Há um dado curioso, embora compreensível. A censura se acentua, como censura prévia, sob Geisel. Exatamente o ditador da distensão, o que parece um paradoxo, ou uma contradição em termos. Afinal, a distensão não devia afrouxar a censura? Em tese, somente como um raciocínio teórico. Vamos refletir rapidamente sobre isso.

Primeiro, Geisel atendia aos reclamos de uma burguesia já cansada da espada; segundo, não ia parar de reprimir a esquerda; terceiro, precisava do silêncio ou compreensão da imprensa quanto a isso; quarto, tinha de derrotar a linha dura militar. Esta não aceitava a liderança de Geisel, pretendia aprofundar a repressão e solapar a abertura, mesmo aquela, tão limitada.

Diante disso, o que fazer com a mídia, tanto a hegemônica quanto a alternativa? Decide dar sinais duros, levando a censura para dentro de alguns dos meios, como já falamos. Era uma espécie de efeito-demonstração, que dissuadia tanto aqueles meios diretamente atingidos, como os demais a quaisquer rompantes. Mas, não apenas isso.

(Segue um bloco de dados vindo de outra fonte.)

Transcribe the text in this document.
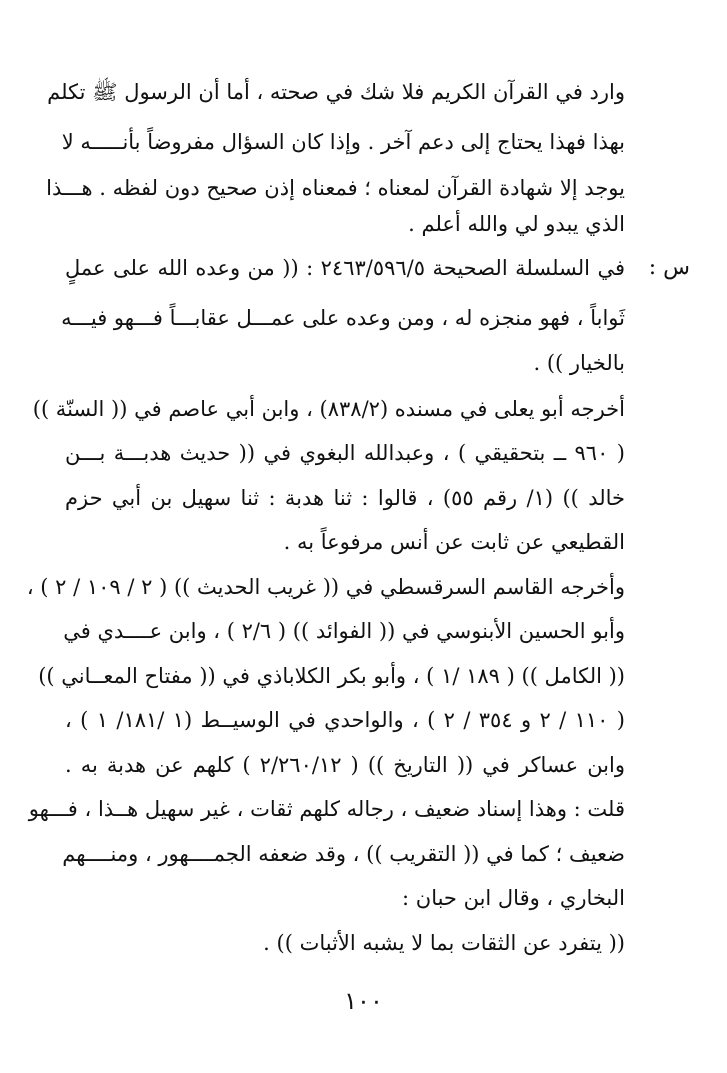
وارد في القرآن الكريم فلا شك في صحته ، أما أن الرسول ﷺ تكلم
بهذا فهذا يحتاج إلى دعم آخر . وإذا كان السؤال مفروضاً بأنـــــه لا
يوجد إلا شهادة القرآن لمعناه ؛ فمعناه إذن صحيح دون لفظه . هـــذا
الذي يبدو لي والله أعلم .
س :
في السلسلة الصحيحة ٢٤٦٣/٥٩٦/٥ : (( من وعده الله على عملٍ
ثَواباً ، فهو منجزه له ، ومن وعده على عمـــل عقابـــاً فـــهو فيـــه
بالخيار )) .
أخرجه أبو يعلى في مسنده (٨٣٨/٢) ، وابن أبي عاصم في (( السنّة ))
( ٩٦٠ ــ بتحقيقي ) ، وعبدالله البغوي في (( حديث هدبـــة بـــن
خالد )) (١/ رقم ٥٥) ، قالوا : ثنا هدبة : ثنا سهيل بن أبي حزم
القطيعي عن ثابت عن أنس مرفوعاً به .
وأخرجه القاسم السرقسطي في (( غريب الحديث )) ( ٢ / ١٠٩ / ٢ ) ،
وأبو الحسين الأبنوسي في (( الفوائد )) ( ٢/٦ ) ، وابن عــــدي في
(( الكامل )) ( ١٨٩ /١ ) ، وأبو بكر الكلاباذي في (( مفتاح المعــاني ))
( ١١٠ / ٢ و ٣٥٤ / ٢ ) ، والواحدي في الوسيــط (١ /١٨١/ ١ ) ،
وابن عساكر في (( التاريخ )) ( ٢/٢٦٠/١٢ ) كلهم عن هدبة به .
قلت : وهذا إسناد ضعيف ، رجاله كلهم ثقات ، غير سهيل هــذا ، فـــهو
ضعيف ؛ كما في (( التقريب )) ، وقد ضعفه الجمــــهور ، ومنــــهم
البخاري ، وقال ابن حبان :
(( يتفرد عن الثقات بما لا يشبه الأثبات )) .
١٠٠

Estabelecida a censura prévia, a ditadura, então, trabalha no sentido de provocar a demissão de alguns jornalistas que ocupavam cargos de direção e que exerciam grande liderança nas redações – Mino Carta, da Veja, Cláudio Abramo, da Folha, Alberto Dines do Jornal do Brasil –, para lembrar alguns, e garantir que ascendessem figuras dispostas a conversar com a ditadura para que a transição fosse ordeira, relativamente sob controle.

Claro que isso não foi decorrente apenas de uma decisão ditatorial, mas da própria compreensão, da aquiescência dos patrões, que já se sentiam incomodados com aquelas lideranças jornalísticas que não aceitavam uma linha de tanta subordinação e que não queriam fechar os olhos ao arbítrio e às violações dos direitos humanos.

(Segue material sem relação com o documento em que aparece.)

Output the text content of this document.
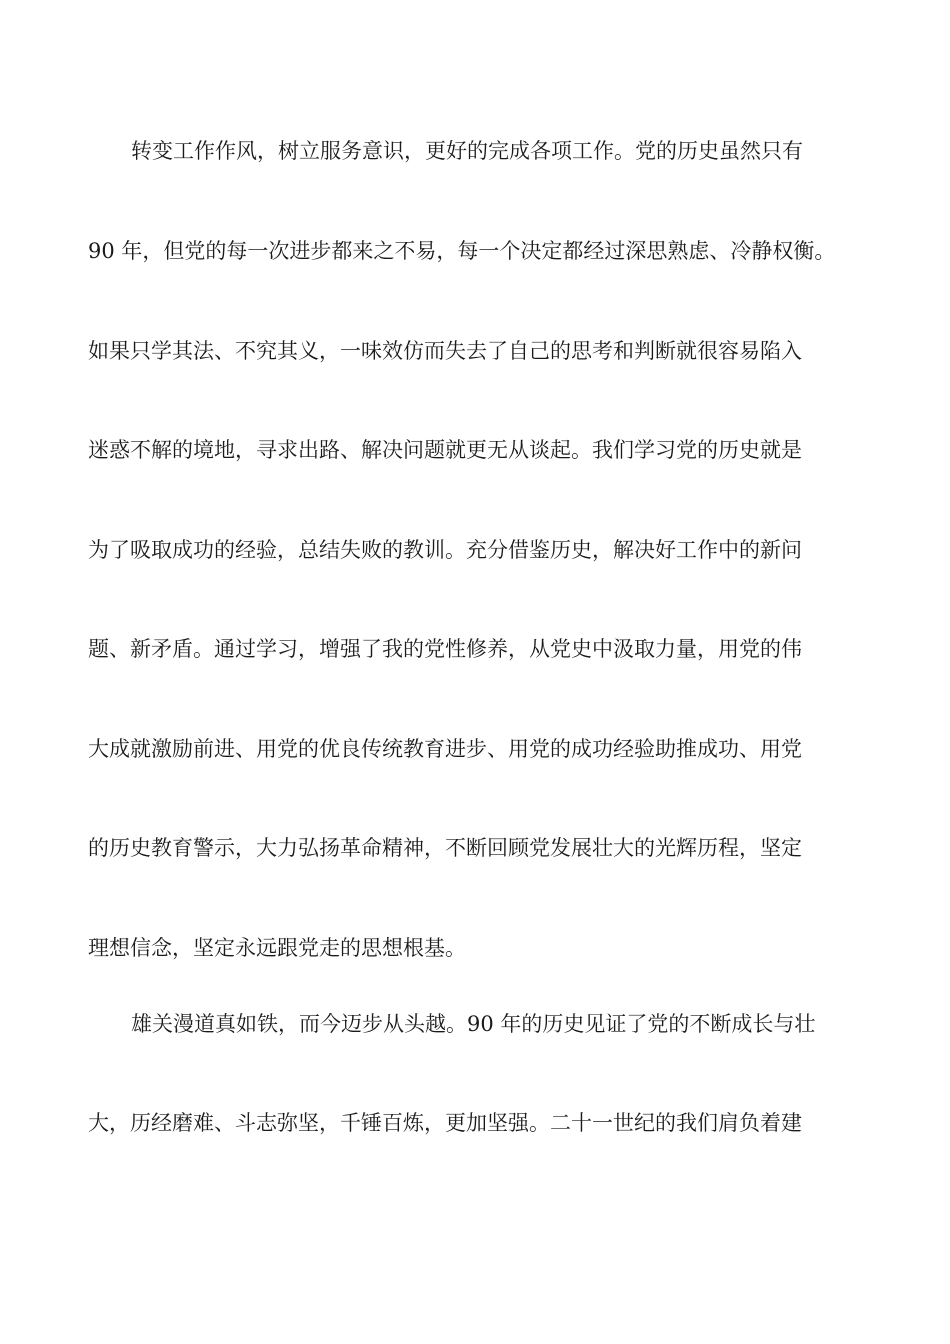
转变工作作风，树立服务意识，更好的完成各项工作。党的历史虽然只有
90 年，但党的每一次进步都来之不易，每一个决定都经过深思熟虑、冷静权衡。
如果只学其法、不究其义，一味效仿而失去了自己的思考和判断就很容易陷入
迷惑不解的境地，寻求出路、解决问题就更无从谈起。我们学习党的历史就是
为了吸取成功的经验，总结失败的教训。充分借鉴历史，解决好工作中的新问
题、新矛盾。通过学习，增强了我的党性修养，从党史中汲取力量，用党的伟
大成就激励前进、用党的优良传统教育进步、用党的成功经验助推成功、用党
的历史教育警示，大力弘扬革命精神，不断回顾党发展壮大的光辉历程，坚定
理想信念，坚定永远跟党走的思想根基。
雄关漫道真如铁，而今迈步从头越。90 年的历史见证了党的不断成长与壮
大，历经磨难、斗志弥坚，千锤百炼，更加坚强。二十一世纪的我们肩负着建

Golbery, claro, foi o grande articulador disso tudo, e o fez com competência. A ditadura estabeleceu uma linha direta com os novos editores, e estes contribuíram muito para que a estratégia da distensão lenta, gradual e segura fosse bem-sucedida. Eram jornalistas de espinha mais flexível, capazes de entender as razões da ditadura. 

Se olharmos bem, a ditadura retira a censura prévia primeiramente dos grandes veículos, como O Estado de S. Paulo e Jornal da Tarde, em 1975; Veja, em 1976. O Pasquim teve a censura prévia suspensa em 1975, com a observação, no entanto, que estava na condição de censurado desde 1970. O São Paulo só viu levantada a presença dos censores na redação em 1978, Opinião só em 1977, e Movimento em 1978.

Nada disso se deu de forma linear, e houve atropelos. A crise do modelo complacente-engajado ganhou mais intensidade com as mortes de Vladimir Herzog e Manoel Fiel Filho – entre 1975 e 1976. A derrota da linha dura entrara na ordem do dia, e só ocorre em 1977, com a demissão do general Silvio Frota.

A partir de então, a mídia hegemônica passa a se sentir mais livre. Escrevi sobre isso em meu livro Jornalismo de Campanha e a Constituição de 1988. Era evidente que, nessas novas condições, especialmente quando o general João Baptista Figueiredo assume, a imprensa não podia continuar na mesma toada. Afinal, a ditadura estava saindo de cena, e sairia definitivamente em 1985. Havia uma clara crise de hegemonia no país. A mídia, por imposição dessa nova conjuntura, havia de acompanhar o ritmo, salvo a Rede Globo, que tinha de ser muito mais obediente, e era até mais real do que o rei.

Tudo era mudança na velha mídia, nessa conjuntura. Lembro que o jornal Folha de S. Paulo, que fora um aliado fiel da ditadura, a partir daí copia temas e fórmulas da imprensa alternativa. Ao mesmo tempo, firmava-se um padrão de empresas jornalísticas com ênfase exclusiva no mercado.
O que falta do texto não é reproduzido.